Globally, the implications are deliciously dystopian. Entire city blocks have been re-engineered around the logistics of lukewarm burritos. Dark kitchens—windowless shipping containers wedged between highway ramps—now outnumber certain species of beetle. Meanwhile, the World Food Programme still struggles to reach famine zones, apparently lacking a sufficiently seductive onboarding bonus for drivers. If satire were edible, we’d have solved world hunger already.
Of course, Xu’s empire is not without its critics. European regulators, whose idea of a side hustle is a 32-hour workweek, have spent years wagging legislative fingers at the gig economy. California’s Prop 22 battle, an operetta of ballot initiatives and venture-capital tantrums, showcased the global debate in microcosm: are drivers employees with pensions and sick days, or merely freelance desperados hustling for tips? Xu’s stance—delivered with the calm of a man who has already cashed out $413 million in stock—leans toward “innovation,” which is tech-speak for “let’s not.” Across continents, labor courts scribble furiously while the algorithm hums, indifferent to borders or blood pressure.

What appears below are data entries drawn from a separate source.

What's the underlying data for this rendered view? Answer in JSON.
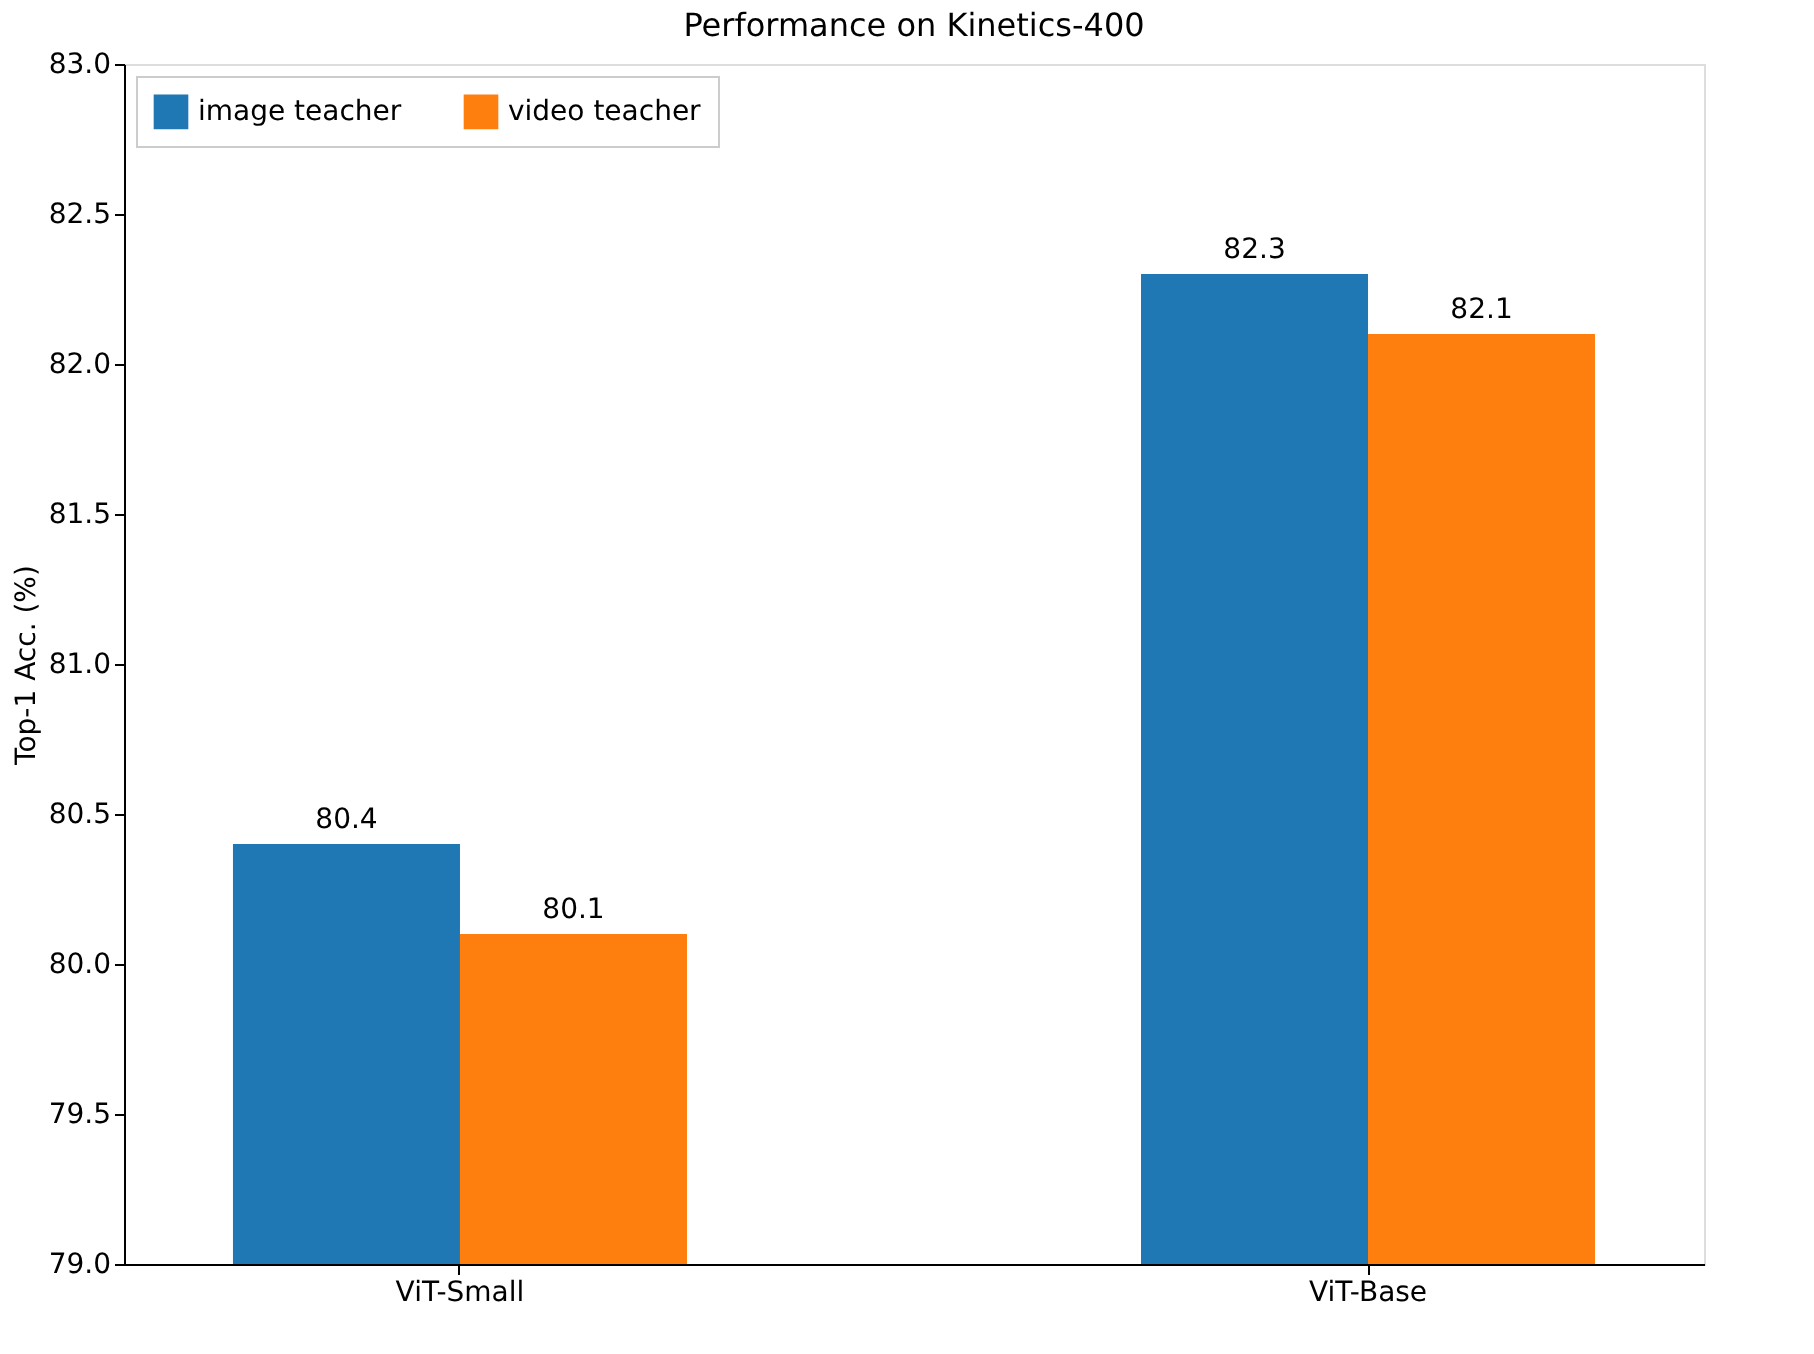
{
  "chart_data": {
    "type": "bar",
    "title": "Performance on Kinetics-400",
    "ylabel": "Top-1 Acc. (%)",
    "categories": [
      "ViT-Small",
      "ViT-Base"
    ],
    "series": [
      {
        "name": "image teacher",
        "color": "#1f77b4",
        "values": [
          80.4,
          82.3
        ]
      },
      {
        "name": "video teacher",
        "color": "#ff7f0e",
        "values": [
          80.1,
          82.1
        ]
      }
    ],
    "ylim": [
      79,
      83
    ],
    "yticks": [
      {
        "value": 79,
        "label": "79.0"
      },
      {
        "value": 79.5,
        "label": "79.5"
      },
      {
        "value": 80,
        "label": "80.0"
      },
      {
        "value": 80.5,
        "label": "80.5"
      },
      {
        "value": 81,
        "label": "81.0"
      },
      {
        "value": 81.5,
        "label": "81.5"
      },
      {
        "value": 82,
        "label": "82.0"
      },
      {
        "value": 82.5,
        "label": "82.5"
      },
      {
        "value": 83,
        "label": "83.0"
      }
    ],
    "data_labels": true,
    "grid": false,
    "legend": "top left"
  }
}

Investors, with their usual Pavlovian enthusiasm, have rewarded DoorDash’s international expansion like toddlers discovering fries. The company’s IPO in December 2020 felt almost indecent: shares popped 86 percent on day one, as if the market were celebrating the end of human sociability itself. SoftBank, the Saudi-backed venture leviathan, keeps writing checks the size of small nations, presumably on the theory that if we’re all going to burn, we might as well do it with onion rings. Xu, meanwhile, has diversified into grocery, alcohol, pet supplies—anything, really, that can be commodified, shrink-wrapped, and tracked by GPS. The logical endpoint is a drone lowering Prozac and Pinot into your bunker while the oceans rise.
Yet for all the wry commentary, Xu’s story is also a mirror. The same technology that ferries truffle fries to a Manhattan loft can deliver medicine to an elderly widower in rural India. In the Philippines, where jeepney drivers pivoted en masse to food delivery after lockdowns obliterated tourism, DoorDash’s playbook provided a lifeline—albeit one with no health insurance attached. Progress, like the pad thai left outside your door, arrives lukewarm and slightly congealed, but it arrives.
So here we are: a planet where a boy who once shared one bowl of rice with his mother now decides, in some algorithmic sense, what a billion people have for dinner. The arc of history is long, but it bends toward convenience—fees may apply, tips appreciated. And if civilization ultimately collapses under the weight of its own packaging, well, at least the last courier will know exactly where to leave the receipt.